Le 14 mars 1946 Martin Buber se présente devant la commission anglo-américaine chargée d’examiner les modalités de la fin du mandat britannique et de l’immigration des survivants des camps :

« Il commence par affirmer que le sionisme ne saurait trouver dans l’antisémitisme son explication causale : en réalité, le sionisme « est la forme tardive que revêt une réalité originelle de l’Histoire à laquelle la totalité de la civilisation chrétienne au moins a toute raison d’être intéressée. Cette réalité est le lien absolument unique qui existe entre un peuple et une terre ». Développant l’histoire biblique avec talent, il la fait aboutir à un moment cardinal : « Elle plaçait le peuple d’Israël au centre d’une entreprise à laquelle devait participer tous les peuples. » (…)

« Le sionisme n’est donc nullement un mouvement nationaliste sur le modèle européen, mais une aspiration vers Sion. A l’époque où nous vivons, les forces hostiles qui, consciemment ou non, combattent la prophétie messianique, luttent de plus en plus ouvertement contre le judaïsme. Mais simultanément, une grande œuvre de régénérescence a commencé à s’accomplir en lui. Par nécessité intérieure, le mouvement de régénérescence s’est fixé pour but le retour à la terre et au travail de la terre, le rétablissement du lien avec la terre de Canaan et sa mise en valeur. Et une nécessité intérieure a fait que des communautés villageoises sont devenues le centre d’une nouvelle colonisation de ces sol par des Juifs, communautés qui, bien qu’elles prennent des formes différentes, aspirent toutes à mener une vie authentique et juste. Ce qui est tenté là a une importance qui va bien au-delà des frontières de la Palestine et du judaïsme. Si on leur donne une chance de se développer librement, ces expériences sociales vivantes montreront de plus en plus clairement au monde qu’il est possible d’édifier la justice sociale sur un libre choix. » (…) « Le peuple juif ne doit pas seulement aspirer à vivre en paix avec le peuple arabe, mais également à coopérer activement avec lui pour la mise en valeur et le développement du pays. » (page 523)

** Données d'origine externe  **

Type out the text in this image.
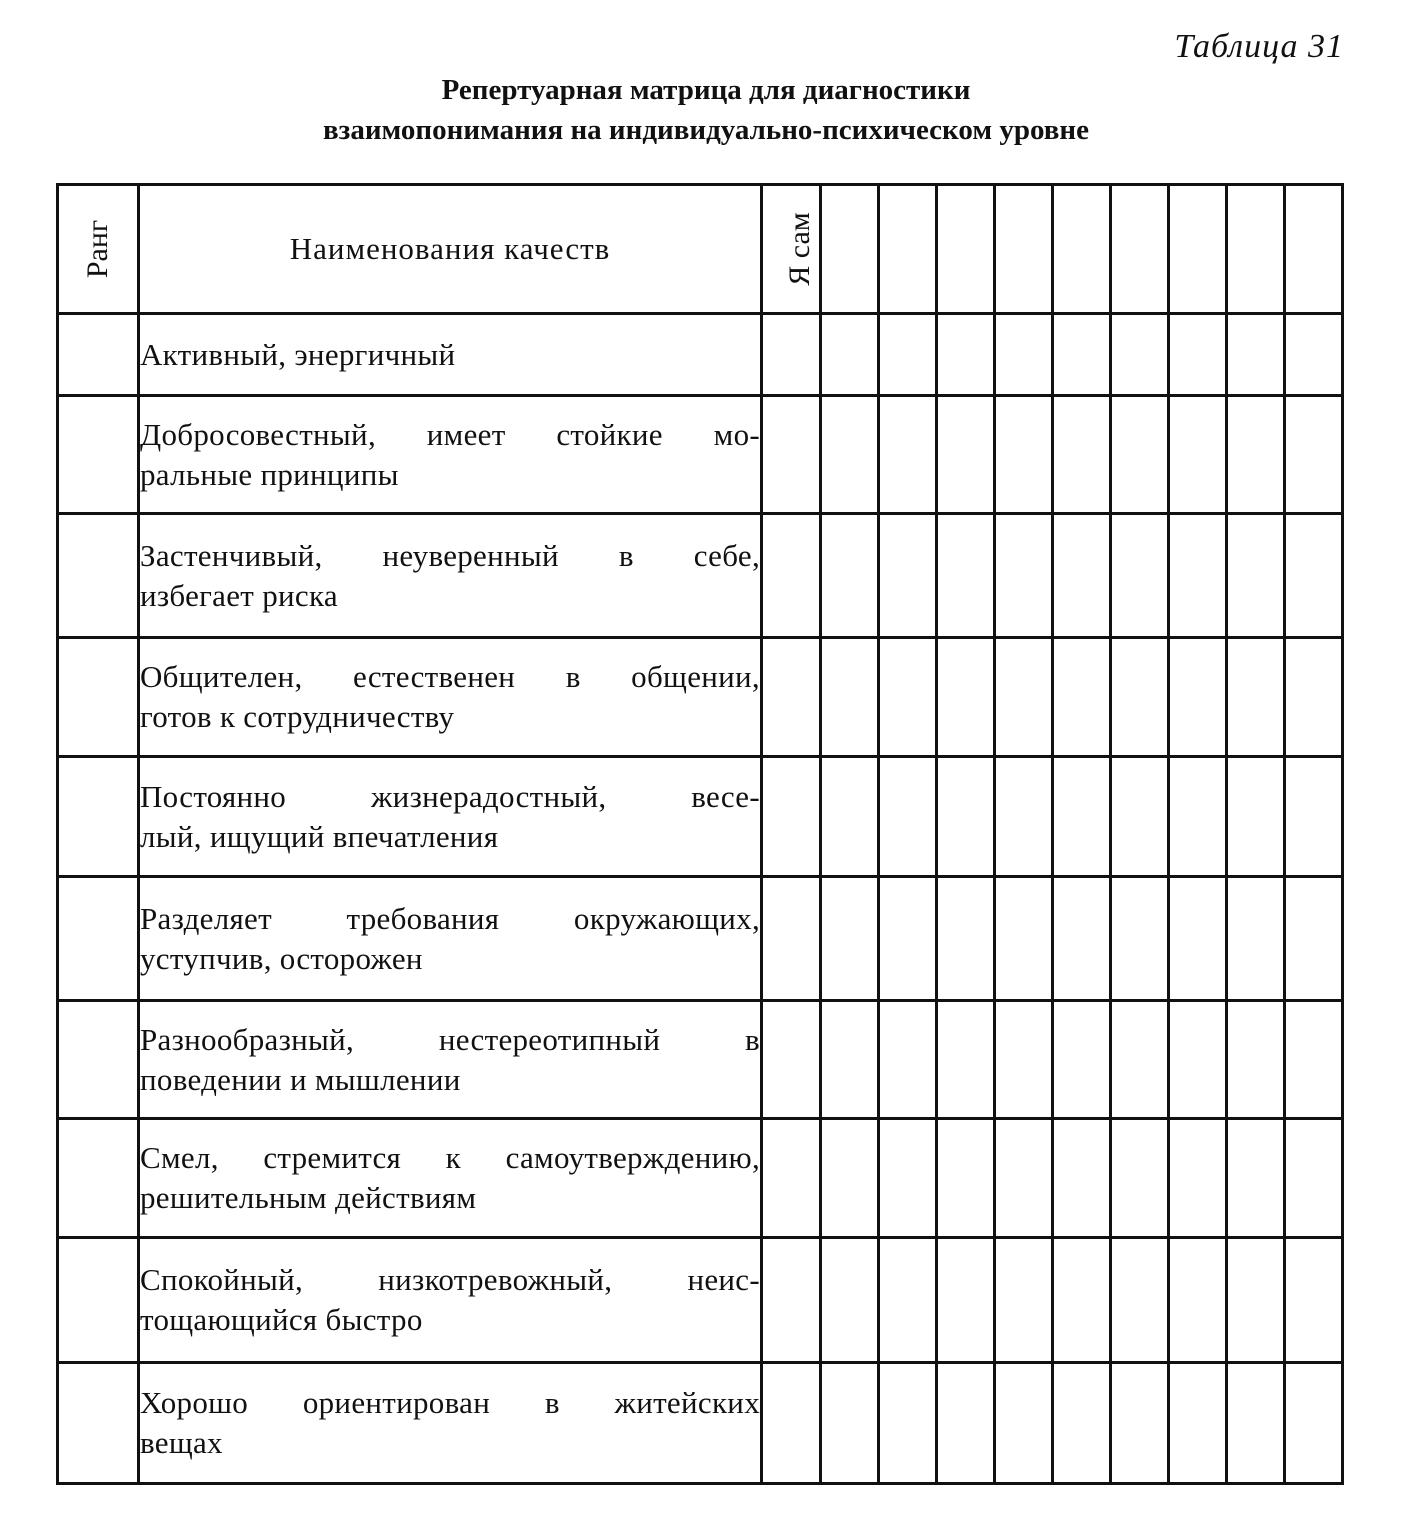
Таблица 31
Репертуарная матрица для диагностики
взаимопонимания на индивидуально-психическом уровне
Ранг	Наименования качеств	Я сам									

	Активный, энергичный										

	Добросовестный, имеет стойкие мо-
ральные принципы										

	Застенчивый, неуверенный в себе,
избегает риска										

	Общителен, естественен в общении,
готов к сотрудничеству										

	Постоянно жизнерадостный, весе-
лый, ищущий впечатления										

	Разделяет требования окружающих,
уступчив, осторожен										

	Разнообразный, нестереотипный в
поведении и мышлении										

	Смел, стремится к самоутверждению,
решительным действиям										

	Спокойный, низкотревожный, неис-
тощающийся быстро										

	Хорошо ориентирован в житейских
вещах										
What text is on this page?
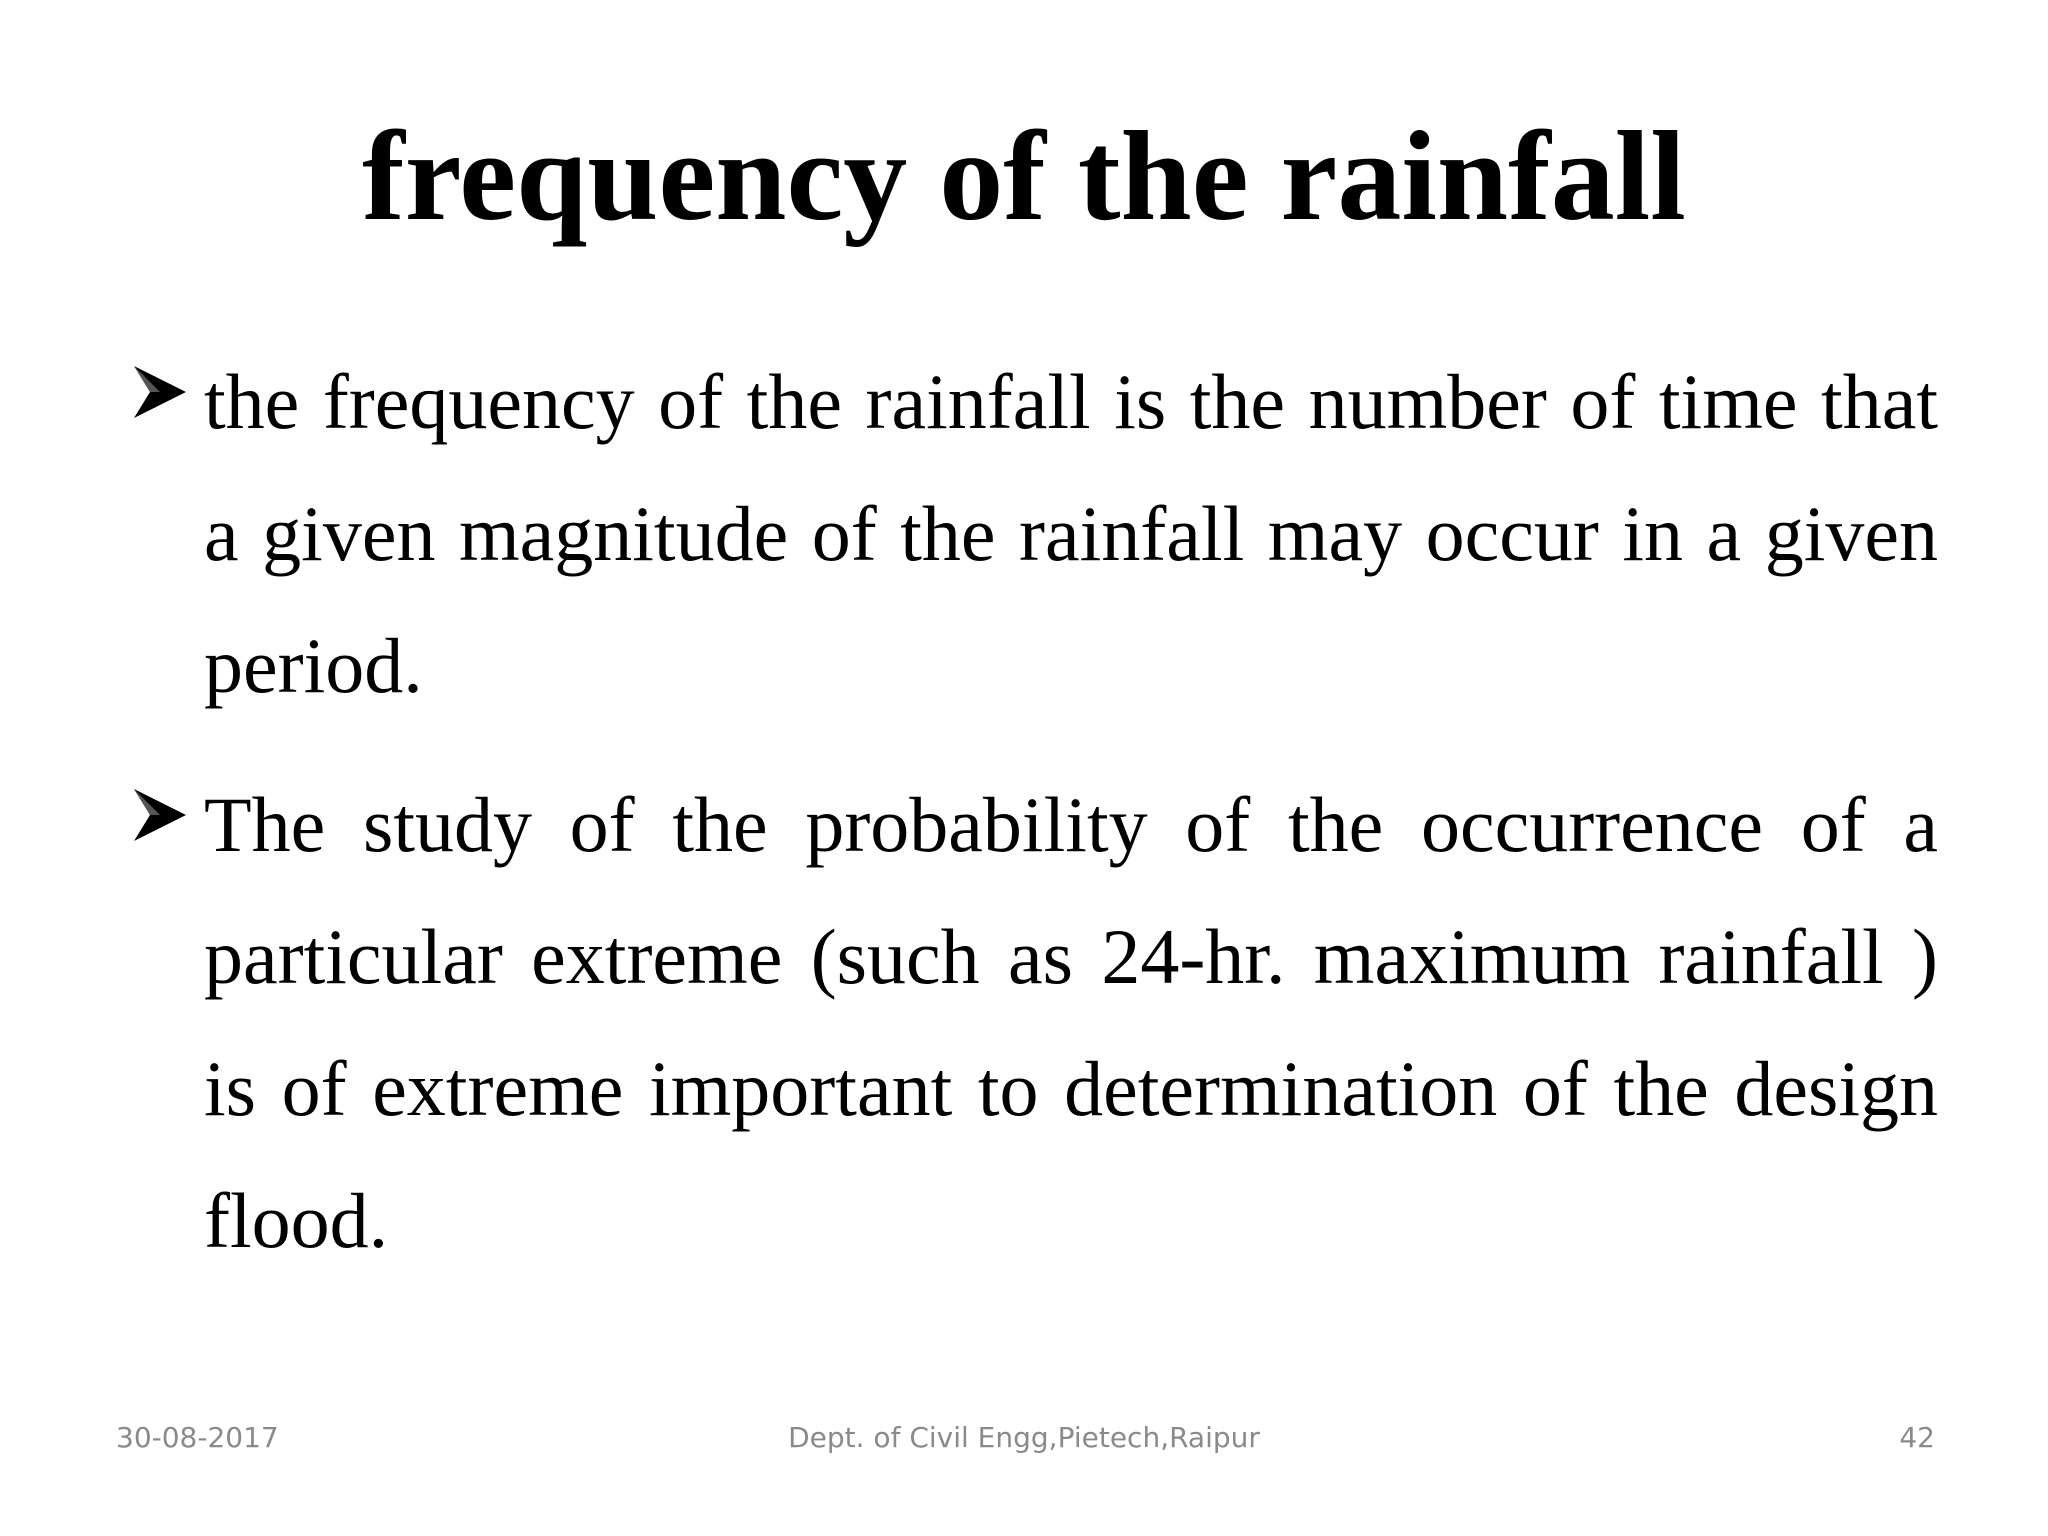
frequency of the rainfall
the frequency of the rainfall is the number of time that a given magnitude of the rainfall may occur in a given period.
The study of the probability of the occurrence of a particular extreme (such as 24-hr. maximum rainfall ) is of extreme important to determination of the design flood.
30-08-2017	Dept. of Civil Engg,Pietech,Raipur	42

« La commission anglo-américaine se montre particulièrement sensible à la déclaration de Buber et de son groupe. Dans son rapport du 2 mai 1946, elle reprend ainsi tout uniment ses propositions :

« Il n’est ni juste ni réalisable de faire de la Palestine soit un État arabe où une population arabe majoritaire déciderait du sort d’une minorité juive, soit un État juif où une majorité juive dominerait une majorité arabe. Aucune forme de protection du groupe dominé ne pourrait offrir suffisamment de sécurité. […] C’est pourquoi la Palestine doit être conçue comme un pays où les aspirations nationales tout à fait légitimes des Juifs comme des Arabes puissent s’unir sans que l’une des parties ait à craindre la domination de l’autre.

A notre avis, ceci n’est pas possible si la Constitution [Israël en 2022 n’en a toujours pas], quelle que soit sa forme, est fondée sur une majorité purement numérique car c’est justement cette lutte pour une majorité numérique qui empoisonne l’atmosphère entre les Arabes et les Juifs. Pour garantir à la communauté arabe et à la communauté juive une véritable possibilité de s’autodéterminer, il faut que la Constitution elle-même rende cette lutte sans objet. » (page 525)

« Le destin tragique du Brit Chalom puis de l’Ihoud [associations juives favorisant le dialogue judéo-arabe] tient aussi à la faiblesse de son équivalent arabe, quand il existe. Dans sa petite autobiographie, l’épouse de Juda Magnes [premier chancelier de l’Université hébraïque], Béatrice, dresse ainsi ingénument la liste des Arabes qui avaient l’habitude de venir s’entretenir avec son mari et qui disparaissaient du jour au lendemain… » (page 527)

Voici d’autres précieux extraits de cette passionnante biographie de Buber :

Martin Buber à Hermann Gerson en 1931 : « Je me suis donc résolu à réaliser mon ancien plan, créer une « Alliance de socialistes religieux juifs » avec un groupe en Allemagne et un groupe en Palestine, afin d’être présent sur ce terrain. » (page 421)

En 1932 Buber publie un livre sur le messianisme juif, « La monarchie de Dieu » (Éditions Verdier, 2013). « La thèse du livre est que l’alliance du Sinaï n’est pas tant uniquement religieuse que théopolitique, ainsi que le montre en particulier l’histoire de Gédéon (Juges 8,23), qui a, aux yeux de Buber valeur historique. Pour lui, aux premiers temps d’Israël, il ne s’agissait pas de fonder une religion mais un royaume. (…) La foi messianique d’Israël selon Buber est « conviction que la relation de Dieu et du monde s’accomplit dans une pleine et entière souveraineté royale de Dieu ». Il ne s’agit donc pas d’un pouvoir de princes ou de prêtres. » (page 425)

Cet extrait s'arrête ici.